Bisikletimi gazetelere sararak etrafına yastık koyarak taşıyorum ODTÜ’ye. Beraber onlarca köyden geçtik, yıkanmamış bardaklardan çay içtik İşin sonunda nasıl bir kafa yaşıyorsunuz derseniz; hüzün, gurur ve mutluluğu üzerimize giydik yalnız başınalığı (maddi) ise geride bıraktık diyebiliriz. Kendi adıma bir daha yapamayacağım işi Arkitera’nın ve Dicle Yazıcı’nın verdiği motivasyonla aştım diyebilirim (manevi) .  Arkitera’yı sadece bir kurum olarak değil içinde barındırdığı anne tedirginliğindeki insanlarıyla ele alıyorum burada. Derya Yazman, Emine Merdim Yılmaz ve Selin Biçer’e bana kattıkları ve taşıdıkları yürek için ayrı ayrı teşekkür ediyorum. Dicle Yazıcı ise işin acılı kısmını yansıtabildiğim tek insan olarak kişisel tarihimde ayrı bir yere geçti sanırsam:) Kaz Dağları’nı aşarken, geç uyanıp sıcakta sürmek zorunda kaldığım yollarda yalnız başınıza kaldıramıyorsunuz bazı şeyleri ve normaldeki huysuzluğunuzdan daha fazlasını yaşatıyorsunuz yakınlarınıza Neyse sözün kısası insan yalnız başına yolculuk yapmamalı, yapacaksa da bel bağlayabileceği, kendini anlatabileceği insanlar olmalı çevresinde. Günü 22 saatinde yollarda, otel odasına 20 gün yalnız yaşamak ve sadece kendini dinleyip, kendini anlatmak sanıldığı kadar özenilecek bir şey değil. Yol üzerinde bana eşlik eden arkadaşlar olduğunda, sohbet ettiğimiz amcalar olduğunda inanın gördüğünüz, değerlendirdiğiniz, yaşadığınız duygular çok farklı. Kendi bünyenizde hissettiğiniz duygularla yanınızdaki insanın sözcüklerinde, tepkilerinde bulduğunuz dünya çok farklı ve daha değerli. Tek başına sadece bir amaca yönelik yorum yapabiliyorsunuz. Çok kişi olduğunuzda artık sadece bir amacınız yok, insanlar da ne düşünüyormuş diyebiliyorsunuz. “Belki de insanın sınıfı, eğitimi ne olursa olsun suratında beliren tepkiler, olaylara ve görsellere karşı kurduğu cümleler insana bu denli ufuk açabilir” cümlesini ilk defa kuruyorum ama mutluyum, gerçek bu.

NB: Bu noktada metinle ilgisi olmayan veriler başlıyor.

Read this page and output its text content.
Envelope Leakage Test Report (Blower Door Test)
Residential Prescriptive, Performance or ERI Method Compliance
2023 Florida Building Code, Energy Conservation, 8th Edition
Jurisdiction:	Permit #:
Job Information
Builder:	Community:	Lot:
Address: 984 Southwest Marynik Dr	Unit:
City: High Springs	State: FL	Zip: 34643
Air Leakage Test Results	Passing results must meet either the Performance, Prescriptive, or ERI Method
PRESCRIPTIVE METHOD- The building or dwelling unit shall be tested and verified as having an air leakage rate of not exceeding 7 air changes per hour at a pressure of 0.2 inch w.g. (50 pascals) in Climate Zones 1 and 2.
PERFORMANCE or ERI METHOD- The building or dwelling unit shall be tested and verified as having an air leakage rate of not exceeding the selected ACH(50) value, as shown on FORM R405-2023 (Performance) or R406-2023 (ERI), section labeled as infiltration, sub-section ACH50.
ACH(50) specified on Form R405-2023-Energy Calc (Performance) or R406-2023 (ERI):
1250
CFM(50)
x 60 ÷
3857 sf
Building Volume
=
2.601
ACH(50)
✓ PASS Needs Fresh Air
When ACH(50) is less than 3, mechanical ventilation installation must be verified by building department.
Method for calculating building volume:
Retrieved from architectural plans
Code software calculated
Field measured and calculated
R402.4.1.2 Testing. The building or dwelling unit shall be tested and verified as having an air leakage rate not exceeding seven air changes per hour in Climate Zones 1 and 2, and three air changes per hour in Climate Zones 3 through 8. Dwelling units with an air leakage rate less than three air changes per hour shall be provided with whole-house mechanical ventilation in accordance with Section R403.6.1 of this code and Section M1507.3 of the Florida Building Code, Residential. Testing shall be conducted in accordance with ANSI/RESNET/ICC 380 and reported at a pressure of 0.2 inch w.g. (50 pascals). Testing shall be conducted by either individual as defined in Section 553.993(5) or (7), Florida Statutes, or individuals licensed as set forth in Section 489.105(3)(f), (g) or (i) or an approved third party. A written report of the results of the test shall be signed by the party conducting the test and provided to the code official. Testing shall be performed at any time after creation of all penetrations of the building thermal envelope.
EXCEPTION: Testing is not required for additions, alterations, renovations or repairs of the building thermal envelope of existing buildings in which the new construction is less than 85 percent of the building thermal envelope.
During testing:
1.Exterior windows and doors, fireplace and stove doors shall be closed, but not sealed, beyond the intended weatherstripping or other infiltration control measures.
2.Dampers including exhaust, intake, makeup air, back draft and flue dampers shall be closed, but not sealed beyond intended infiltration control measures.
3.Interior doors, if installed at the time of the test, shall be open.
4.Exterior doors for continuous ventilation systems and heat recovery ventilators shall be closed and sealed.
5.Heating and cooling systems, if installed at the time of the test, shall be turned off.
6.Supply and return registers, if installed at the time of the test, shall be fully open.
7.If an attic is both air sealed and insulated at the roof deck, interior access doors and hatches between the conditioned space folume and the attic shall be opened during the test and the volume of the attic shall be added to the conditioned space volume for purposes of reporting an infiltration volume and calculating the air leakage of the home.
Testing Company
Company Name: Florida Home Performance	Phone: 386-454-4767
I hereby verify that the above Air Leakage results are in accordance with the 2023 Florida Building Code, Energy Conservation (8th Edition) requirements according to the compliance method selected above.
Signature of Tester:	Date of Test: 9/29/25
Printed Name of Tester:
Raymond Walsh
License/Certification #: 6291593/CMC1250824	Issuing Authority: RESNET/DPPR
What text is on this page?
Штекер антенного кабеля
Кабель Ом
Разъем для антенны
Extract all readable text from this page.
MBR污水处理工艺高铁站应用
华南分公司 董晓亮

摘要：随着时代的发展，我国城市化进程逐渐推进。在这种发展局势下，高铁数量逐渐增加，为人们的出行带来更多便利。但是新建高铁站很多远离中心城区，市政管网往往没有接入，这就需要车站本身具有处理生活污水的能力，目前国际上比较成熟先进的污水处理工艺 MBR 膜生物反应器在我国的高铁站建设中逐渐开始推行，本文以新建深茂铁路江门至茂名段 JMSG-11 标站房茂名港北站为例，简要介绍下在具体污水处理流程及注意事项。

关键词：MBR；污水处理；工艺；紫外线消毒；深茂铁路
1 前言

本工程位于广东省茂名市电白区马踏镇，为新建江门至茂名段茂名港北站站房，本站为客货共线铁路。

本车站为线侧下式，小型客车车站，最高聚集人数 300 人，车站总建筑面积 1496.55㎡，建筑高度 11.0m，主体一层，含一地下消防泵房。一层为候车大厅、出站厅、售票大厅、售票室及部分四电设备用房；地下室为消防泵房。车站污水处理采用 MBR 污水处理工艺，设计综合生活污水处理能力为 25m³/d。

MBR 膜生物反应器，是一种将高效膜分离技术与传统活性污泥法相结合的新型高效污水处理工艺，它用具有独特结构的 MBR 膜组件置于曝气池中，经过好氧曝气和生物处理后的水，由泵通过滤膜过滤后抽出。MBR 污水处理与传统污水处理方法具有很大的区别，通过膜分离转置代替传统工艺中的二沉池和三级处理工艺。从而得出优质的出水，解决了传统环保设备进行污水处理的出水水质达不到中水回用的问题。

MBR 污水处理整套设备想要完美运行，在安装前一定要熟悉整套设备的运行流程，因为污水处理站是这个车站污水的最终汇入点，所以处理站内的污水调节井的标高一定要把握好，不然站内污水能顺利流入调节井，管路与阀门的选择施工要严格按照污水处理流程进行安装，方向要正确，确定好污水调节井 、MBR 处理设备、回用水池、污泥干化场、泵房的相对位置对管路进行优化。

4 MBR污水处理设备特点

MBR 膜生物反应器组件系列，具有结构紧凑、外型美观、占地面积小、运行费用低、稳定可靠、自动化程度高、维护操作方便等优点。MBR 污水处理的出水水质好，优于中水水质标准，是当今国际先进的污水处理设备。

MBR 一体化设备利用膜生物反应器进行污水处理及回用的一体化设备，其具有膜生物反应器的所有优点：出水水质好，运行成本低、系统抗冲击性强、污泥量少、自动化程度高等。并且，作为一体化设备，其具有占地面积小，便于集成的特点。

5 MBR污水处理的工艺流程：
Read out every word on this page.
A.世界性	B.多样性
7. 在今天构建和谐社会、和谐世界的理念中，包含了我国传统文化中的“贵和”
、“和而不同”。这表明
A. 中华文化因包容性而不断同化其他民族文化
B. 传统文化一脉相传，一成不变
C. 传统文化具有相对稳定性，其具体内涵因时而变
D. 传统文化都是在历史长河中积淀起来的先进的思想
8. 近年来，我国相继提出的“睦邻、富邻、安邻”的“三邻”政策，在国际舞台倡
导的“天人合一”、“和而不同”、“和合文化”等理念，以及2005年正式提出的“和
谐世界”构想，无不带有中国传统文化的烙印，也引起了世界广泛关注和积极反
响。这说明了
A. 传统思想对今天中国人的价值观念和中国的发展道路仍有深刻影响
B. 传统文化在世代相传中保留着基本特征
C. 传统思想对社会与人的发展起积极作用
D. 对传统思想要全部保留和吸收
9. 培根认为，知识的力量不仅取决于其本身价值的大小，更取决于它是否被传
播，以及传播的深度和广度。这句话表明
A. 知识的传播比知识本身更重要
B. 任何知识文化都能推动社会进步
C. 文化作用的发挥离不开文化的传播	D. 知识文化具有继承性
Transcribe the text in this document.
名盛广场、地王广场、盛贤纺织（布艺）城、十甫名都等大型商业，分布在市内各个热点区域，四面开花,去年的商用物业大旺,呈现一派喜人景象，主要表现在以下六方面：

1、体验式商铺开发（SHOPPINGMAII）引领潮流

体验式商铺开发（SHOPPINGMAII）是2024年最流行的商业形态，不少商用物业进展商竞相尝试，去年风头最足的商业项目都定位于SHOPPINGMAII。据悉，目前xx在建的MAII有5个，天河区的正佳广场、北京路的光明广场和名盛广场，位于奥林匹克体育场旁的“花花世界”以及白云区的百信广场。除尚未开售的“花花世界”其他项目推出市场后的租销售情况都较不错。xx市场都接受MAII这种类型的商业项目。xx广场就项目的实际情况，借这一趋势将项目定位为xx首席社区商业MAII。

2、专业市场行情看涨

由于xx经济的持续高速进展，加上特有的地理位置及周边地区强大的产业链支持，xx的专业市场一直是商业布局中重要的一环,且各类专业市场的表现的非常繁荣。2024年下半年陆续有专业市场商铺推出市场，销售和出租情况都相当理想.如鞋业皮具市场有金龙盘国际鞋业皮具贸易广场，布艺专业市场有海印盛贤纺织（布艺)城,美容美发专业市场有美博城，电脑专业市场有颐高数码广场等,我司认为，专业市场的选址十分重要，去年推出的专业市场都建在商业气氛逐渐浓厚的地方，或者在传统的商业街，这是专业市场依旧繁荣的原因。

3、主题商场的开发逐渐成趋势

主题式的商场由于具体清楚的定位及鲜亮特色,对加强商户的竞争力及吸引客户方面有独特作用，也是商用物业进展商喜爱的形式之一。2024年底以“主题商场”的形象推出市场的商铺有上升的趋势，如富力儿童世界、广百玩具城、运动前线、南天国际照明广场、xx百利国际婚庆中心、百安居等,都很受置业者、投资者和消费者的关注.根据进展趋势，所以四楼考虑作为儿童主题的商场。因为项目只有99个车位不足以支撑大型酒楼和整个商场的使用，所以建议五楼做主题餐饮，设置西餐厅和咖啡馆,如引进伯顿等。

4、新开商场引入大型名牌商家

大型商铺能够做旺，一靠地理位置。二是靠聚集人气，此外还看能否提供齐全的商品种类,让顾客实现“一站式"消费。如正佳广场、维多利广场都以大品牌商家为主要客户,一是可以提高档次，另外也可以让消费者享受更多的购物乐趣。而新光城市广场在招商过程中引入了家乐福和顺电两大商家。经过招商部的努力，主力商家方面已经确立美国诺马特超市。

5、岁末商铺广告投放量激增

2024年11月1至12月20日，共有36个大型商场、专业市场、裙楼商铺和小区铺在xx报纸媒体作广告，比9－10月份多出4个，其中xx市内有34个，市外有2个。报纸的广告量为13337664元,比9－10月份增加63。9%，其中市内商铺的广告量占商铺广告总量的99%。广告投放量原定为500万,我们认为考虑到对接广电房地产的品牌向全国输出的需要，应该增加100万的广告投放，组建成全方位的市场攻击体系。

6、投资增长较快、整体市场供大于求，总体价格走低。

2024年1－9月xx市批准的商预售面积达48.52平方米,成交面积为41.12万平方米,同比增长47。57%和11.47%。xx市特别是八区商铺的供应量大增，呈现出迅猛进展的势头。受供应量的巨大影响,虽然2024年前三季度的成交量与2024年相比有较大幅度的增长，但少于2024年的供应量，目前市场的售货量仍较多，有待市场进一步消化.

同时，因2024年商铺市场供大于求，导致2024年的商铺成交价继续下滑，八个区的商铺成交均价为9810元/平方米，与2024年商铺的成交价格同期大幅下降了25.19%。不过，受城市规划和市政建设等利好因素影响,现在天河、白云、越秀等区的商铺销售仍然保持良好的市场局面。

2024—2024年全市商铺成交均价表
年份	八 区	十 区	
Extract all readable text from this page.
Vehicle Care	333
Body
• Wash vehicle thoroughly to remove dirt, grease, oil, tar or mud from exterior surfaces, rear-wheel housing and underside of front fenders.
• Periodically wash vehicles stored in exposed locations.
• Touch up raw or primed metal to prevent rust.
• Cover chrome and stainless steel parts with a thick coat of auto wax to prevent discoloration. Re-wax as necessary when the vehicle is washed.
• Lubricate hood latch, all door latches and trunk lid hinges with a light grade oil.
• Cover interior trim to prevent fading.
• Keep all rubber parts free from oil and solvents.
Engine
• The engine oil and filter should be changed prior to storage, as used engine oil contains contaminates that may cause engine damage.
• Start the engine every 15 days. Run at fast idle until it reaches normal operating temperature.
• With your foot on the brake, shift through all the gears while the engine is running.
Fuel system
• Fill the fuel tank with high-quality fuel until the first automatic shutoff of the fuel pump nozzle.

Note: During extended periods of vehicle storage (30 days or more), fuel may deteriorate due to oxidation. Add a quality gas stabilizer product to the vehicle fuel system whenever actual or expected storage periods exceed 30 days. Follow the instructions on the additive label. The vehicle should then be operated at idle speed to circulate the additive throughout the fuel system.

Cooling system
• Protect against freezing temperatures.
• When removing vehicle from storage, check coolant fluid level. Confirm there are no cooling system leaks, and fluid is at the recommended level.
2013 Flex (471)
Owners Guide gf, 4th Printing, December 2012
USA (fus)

Yukarıda yazdıklarım belki bir teşekkür, bir borç yazısı gibi gelebilir fakat anlatmak istediğim tek şey doğa içinde yalnız kalmanın sıkıcı ve zor olduğu. Yollar, rampalar kalbiniz durmadığı sürece zaten aşılabiliyor.

Getto temamıza da değinmek gerekiyor. Önceden planlamayı sevmediğim ama planlamadan da yapılmayacak bir işe kalkıştım sanırsam. Görmek istediğim kareler yoktu. Sadece sokaklara girip bu insanlar da ne yapıyormuş onu merak ediyordum. Onları sınıflandırmadım. Tüm ayrımları zaten kent kendi kendiliğine yapıyor ve önünüze koyuyordu. İstanbul’dan, İzmir’e kadar bir sürü Çingene, Roman, Levanten Mahallesi inceledim. Hepsi için ayrı ayrı tanımlamaları bundan önceki yazılarımda yaptım. Şimdi ise hepsi için genel birkaç cümle kurmak istiyorum. Kent meydanlarına yakın veya kentin ilk kurulduğu yerlere göç etmiş olan bu azınlık sınıfı kentlinin yaşantısına iyi veya kötü yönde servis eden küme konumunda yer alıyor ve alacak sanırsam. Ranta veya başka bir çıkara dayalı yönetim mekanizması bu kişilerin yaşadığı mahalleleri daha değerli bularak Kentsel Dönüşüm, ehlileştirme ve birçok pozitif isim altında göç etmeye tekrar zorlayacak. Yola çıktığımız ilk gün duygusal bir çıkarım peşinde olmadığımı söylemiştim. Yine bu durumu çok duygusal veya acıtacak bulmuyorum. Bu insanların yaşam standartları o kadar düşük ki başka bir yere göç etseler orada da aynı standartlarda yaşamayı başaracaklar. Yarısı satın alınmış ve AVM yâ da uzun uzun bloklar yapılmış mahalleler ve etrafında gecekondular gördüm. Bu insanlar buralarda sanmayın ki ezilecekler ve ezik bir hayat yaşayacaklar. Bu insanlar servis eden insan konumunda oldukları için servis verdikleri, gündelikçi olarak çalıştıkları insanlara artık daha yakınlar. Tamamı yıkılmış ve dönüşüme katılmış mahallelerde ise servis alan insanlar artık bu azınlık sınıfa daha uzaklar. Hayatı büyük ölçüde değişen sınıf ise kentli sınıfı olmak zorundadır. Gettolara yeni kurulmuş sitelerde yaşayan çocuklar etrafı duvarlarla çevrili bir yaşam sürmek zorundalar. Sanmayın ki bu insanlar o kadar zararlı veya yanaşılmaması gereken insanlar. Aksine onların sosyolojik yapılarından, sağlam duruşlarından bir kayıp söz konusu değil, onun için normal yaşantı bu. Aile ve mahalle yapısını yeni bir çevreye götüren ise kentli görüldüğü gibi. Özetlemek gerekirse bir şeyi yasal hak olarak görerek kenti ehlileştirmeye çalışmak aslında bir ehlileştirme değil bir şeyleri görmezden gelmektir.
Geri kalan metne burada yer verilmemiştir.